Es entonces cuando se hace claro que no se puede negar lo innegable, la situación en la que actualmente se encuentra la educación superior es crítica, especialmente hablando de la educación pública, que, además de que son pocos los jóvenes que logran sobrepasar la barrera económica que se les pone (que no debería ser así ya que una educación que se da por parte del estado debería ser gratuita), quieren acabar con los sueños y las posibilidades de formarse profesionalmente de los jóvenes de escasos recursos del país, ya que los de altos recursos, con influencias y poder están en la universidades privadas, los afectados son las poblaciones vulnerables del país.
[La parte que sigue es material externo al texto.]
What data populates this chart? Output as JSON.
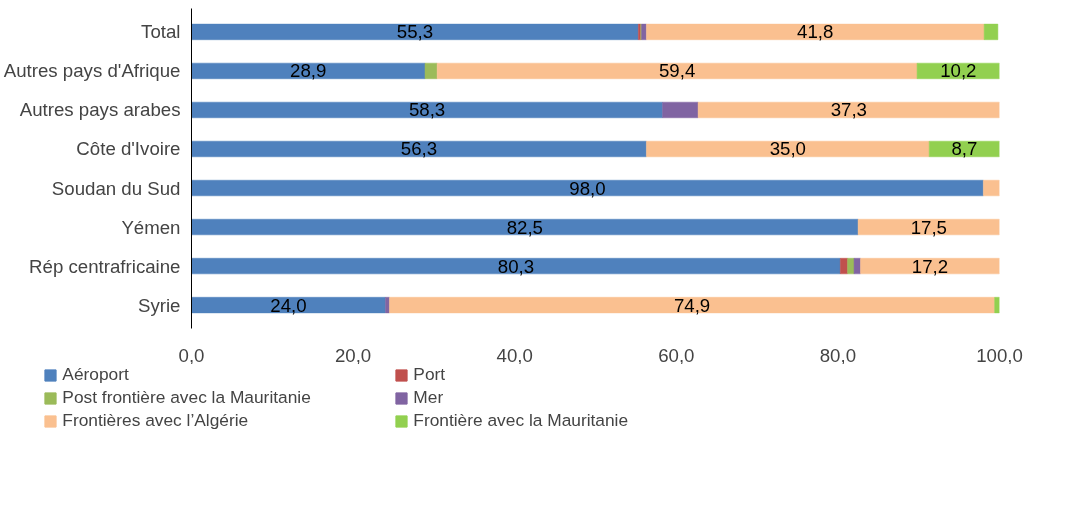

Según se ha visto, el presupuesto es el arma homicida con la cual se quiere acabar con la esperanza de los jóvenes del país, en este mismo orden y dirección, “Si bien es cierto que el presupuesto ha aumentado, también es cierto que estos recursos se han destinado mayormente para los últimos 16 años en beneficios a la demanda con el incremento de presupuesto para el ICETEX (becas crédito) y, por otro lado, a la oferta de programas técnicos y tecnológicos con el SENA” dice la analista en políticas publicas Carla Viviana Fernández Abril en un artículo de El Tiempo.
Sin dejar de lado lo leído anteriormente sobre el aumento presupuestal de la educación superior en general, esto no es suficiente, el presupuesto de las universidades públicas se ha venido disminuyendo, como consecuencia el nivel de calidad de las IES ha bajado, no solo académicamente sino que también en las estructuras físicas de estas, por eso es que en estos días podemos ver estudiantes y maestros luchando y protestado en marchas exigiendo al gobierno del actual Presidente Iván Duque que preste más atención a la educación gratuita de alta calidad, que esta proclamada en la constitución nacional como un derecho universal.
Cabe agregar que respecto a entidades como el SENA, ha aumentado su oferta total o mayoritariamente financiada, esto debido a que al gobierno le favorece mas que financiar la educación superior completamente gratuita, con esto espera apaciguar un poco la indignación del pueblo colombiano, (especialmente la población “pobre”, para la que está destinada mayormente el SENA) por la falta de atención en la educación del país, que es uno de los pilares más importantes para lograr una sociedad prospera, humanitaria y civilizada.
A pesar de que actualmente el gobierno cuenta con programas de ayuda social para la educación superior como lo son: Generación E, Jóvenes en Acción y subsidios, estos funcionan como compresas frías, que alivien el descontento de los jóvenes estudiantes que se están dando cuenta de que el gobierno solo les entrega parte, de los que ellos creen se debería destinar para su educación, pero esto sigue siendo nada más que une utopía. También hace enfocar la atención a la falta de solidaridad por parte de ciertos sectores de Colombia, que en vez de apoyar a los jóvenes los critican y señalan de holgazanes; aun así hay que hacer un fuerte llamado y consolidarse todo el pueblo colombiano para que el gobierno finalmente escuche y comprenda que los recursos destinados a éste sector no son suficientes, y aplique una mejor redistribución de estos, más para sectores como la educación y la salud, y menos para sectores como la guerra…
En consecuencia, la educación superior del país se está viendo afectada gravemente, y parte de la nación actúa con indiferencia ante la situación, normalmente personas que no les llega a afectar esta; Colombia entera debe despertar para que la situación no empeore a largo plazo, y es que esta vez la lucha es por la educación, pero mañana, ¿Qué sector será el perjudicado?,  se puede entender entonces la frase histórica dicha por el libertador Simón Bolívar: “un pueblo ignorante es instrumento ciego de su propia destrucción”.


Escrito por: 

Ingeniera Civil María del Rosario Montagut Vergel.